Hydroxytyrosol and dopamine metabolites: Anti-aggregative effect and neuroprotective activity against α-synuclein-induced toxicity.

Abstract

The abnormal aggregation of the α-synuclein (αsyn) protein is involved in the formation of Lewy bodies in the brain of patients suffering from Parkinson disease (PD). Hydroxytyrosol (HT), a polyphenolic compound present in olives, olive oil, and wine, has been shown to inhibit aggregation and destabilise the αsyn aggregates, preventing neuronal cell death. However, very limited data have been published on the study of its metabolites.
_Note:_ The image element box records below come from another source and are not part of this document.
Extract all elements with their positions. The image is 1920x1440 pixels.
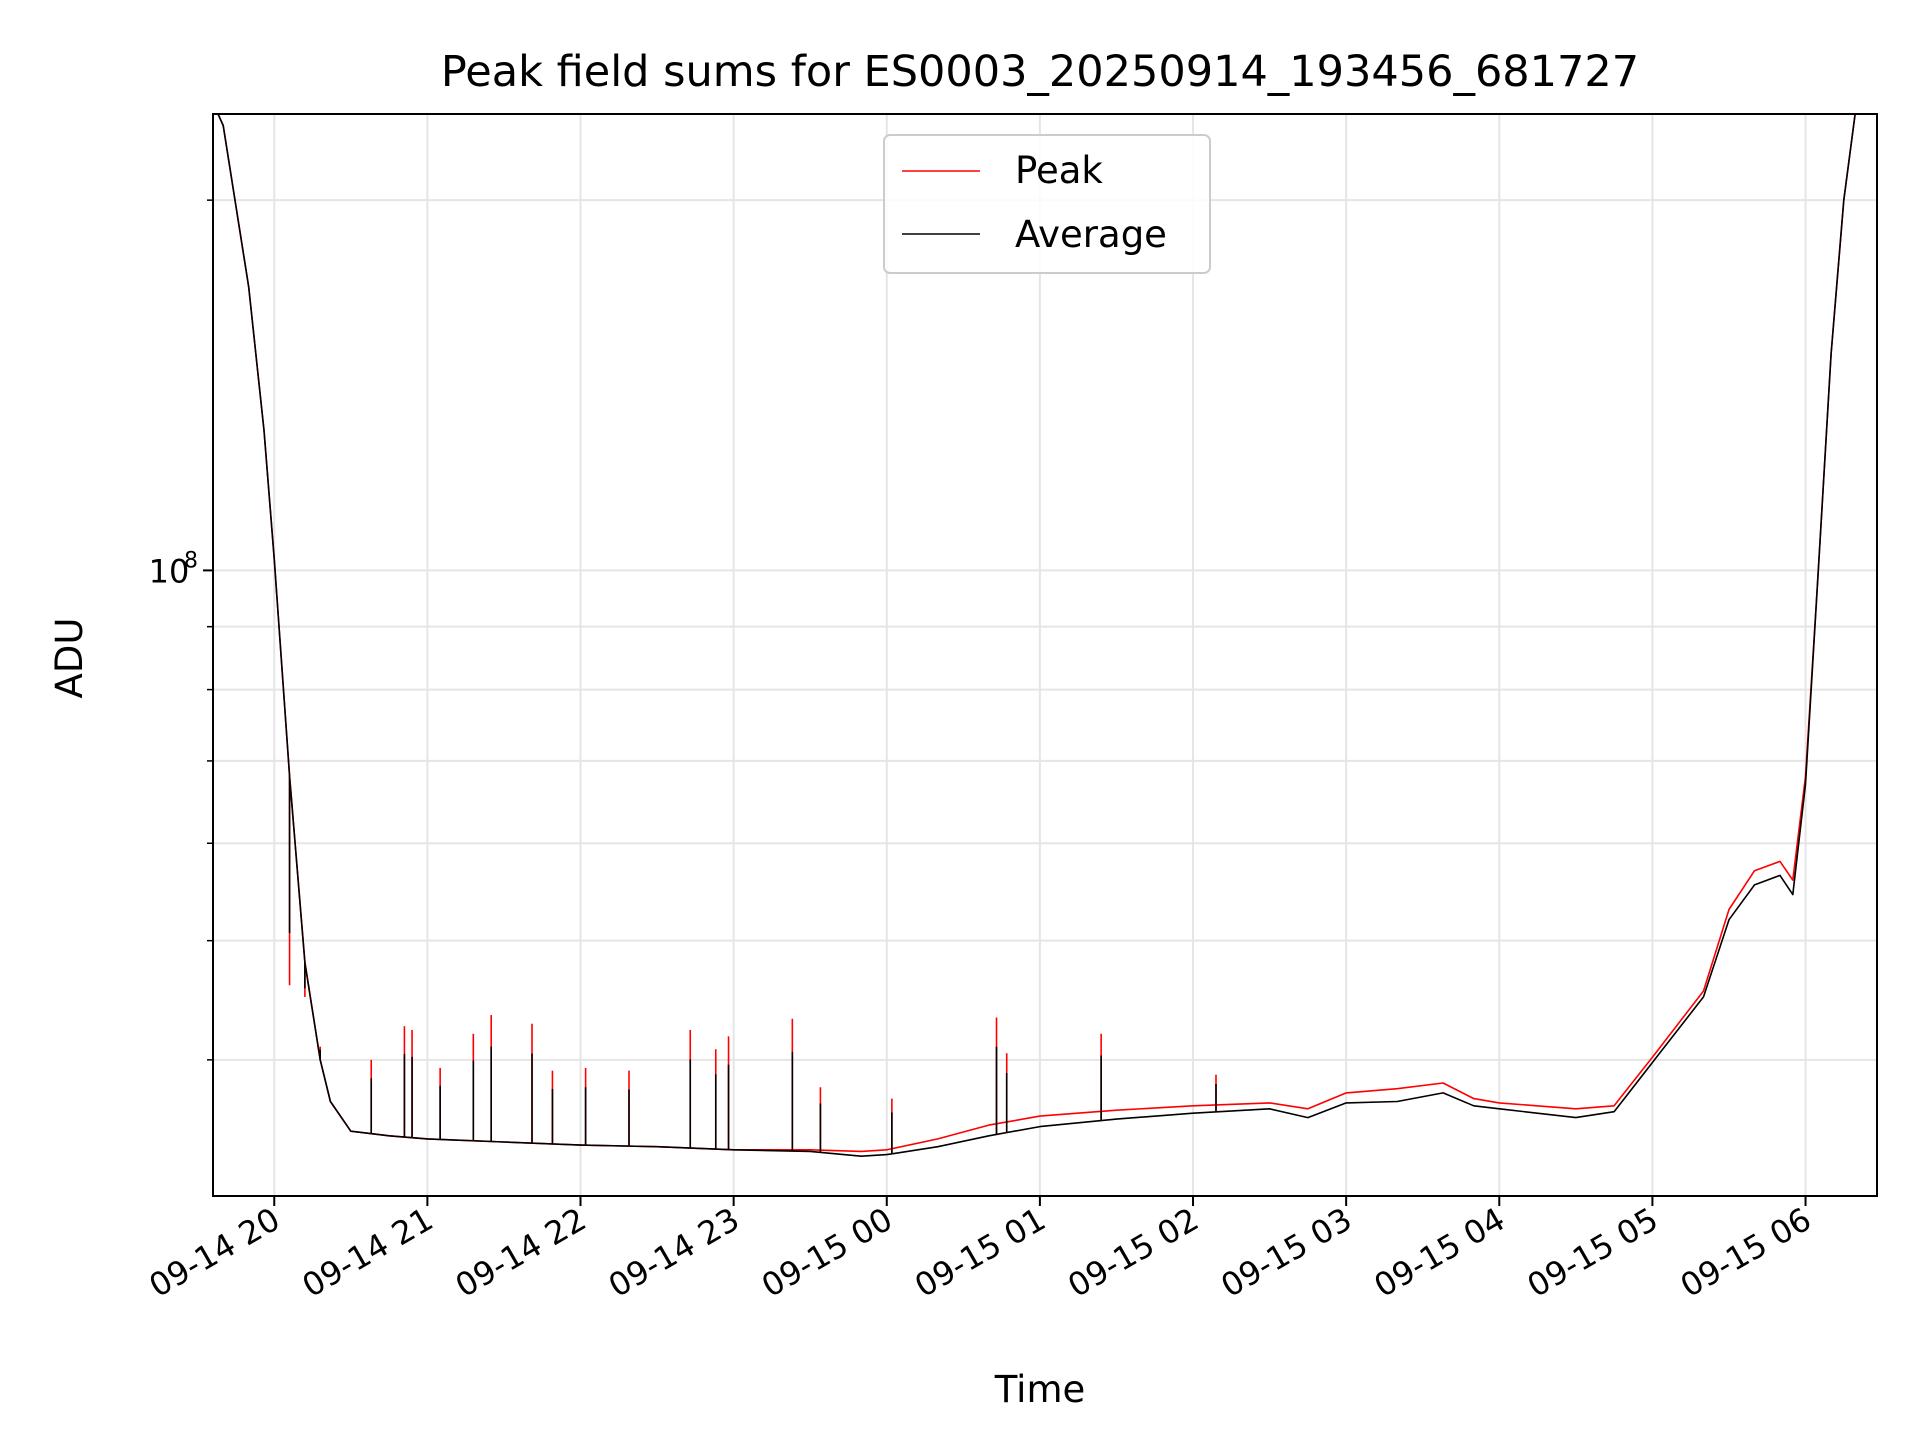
y-axis-label: ADU — [48, 618, 91, 699]
legend-box — [883, 134, 1211, 274]
y-tick-exponent: 8 — [184, 548, 198, 573]
plot-frame — [212, 113, 1878, 1197]
y-axis-ticks: 108 — [149, 199, 213, 1061]
grid-lines — [213, 114, 1877, 1196]
plot-lines — [217, 114, 1856, 1157]
y-tick-label: 10 — [149, 552, 190, 590]
chart-title: Peak field sums for ES0003_20250914_1934… — [441, 47, 1639, 97]
legend: Peak Average — [883, 134, 1211, 274]
series-line-average — [217, 114, 1856, 1157]
legend-label-average: Average — [1015, 213, 1167, 256]
x-axis-label: Time — [994, 1368, 1086, 1411]
legend-label-peak: Peak — [1015, 149, 1103, 192]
Therefore, this study investigated the capacity of the metabolites 3,4-dihydroxyphenylacetaldehyde (DOPAL), 4-hydroxy-3-methoxyphenylethanol (MOPET), and 3-methoxy-4-hydroxyphenylacetaldehyde (MOPAL) to prevent the aggregation and toxic effects of αsyn fibrils. In vitro techniques, such as Thioflavin T (ThT), Transmission Electronic Microscopy (TEM), electrophoresis, thiazolyl blue tetrazolium bromide (MTT), and Real-Time PCR (RT-PCR) were used. Our results show that among these three metabolites, DOPAL exerts the greatest effect, preventing aggregation and αsyn-induced neurotoxicity. In fact, DOPAL has the ability to completely inhibit αsyn fibril formation at low doses. Moreover, this metabolite has a potent destabilising effect on the αsyn fibrils. Concerning neuroprotection, DOPAL can counteract the toxicity induced by αsyn. The vitagene expression results show a possible relationship between the neuroprotection mechanism exhibited by DOPAL and the modulation of SIRT-2 and Hsp70.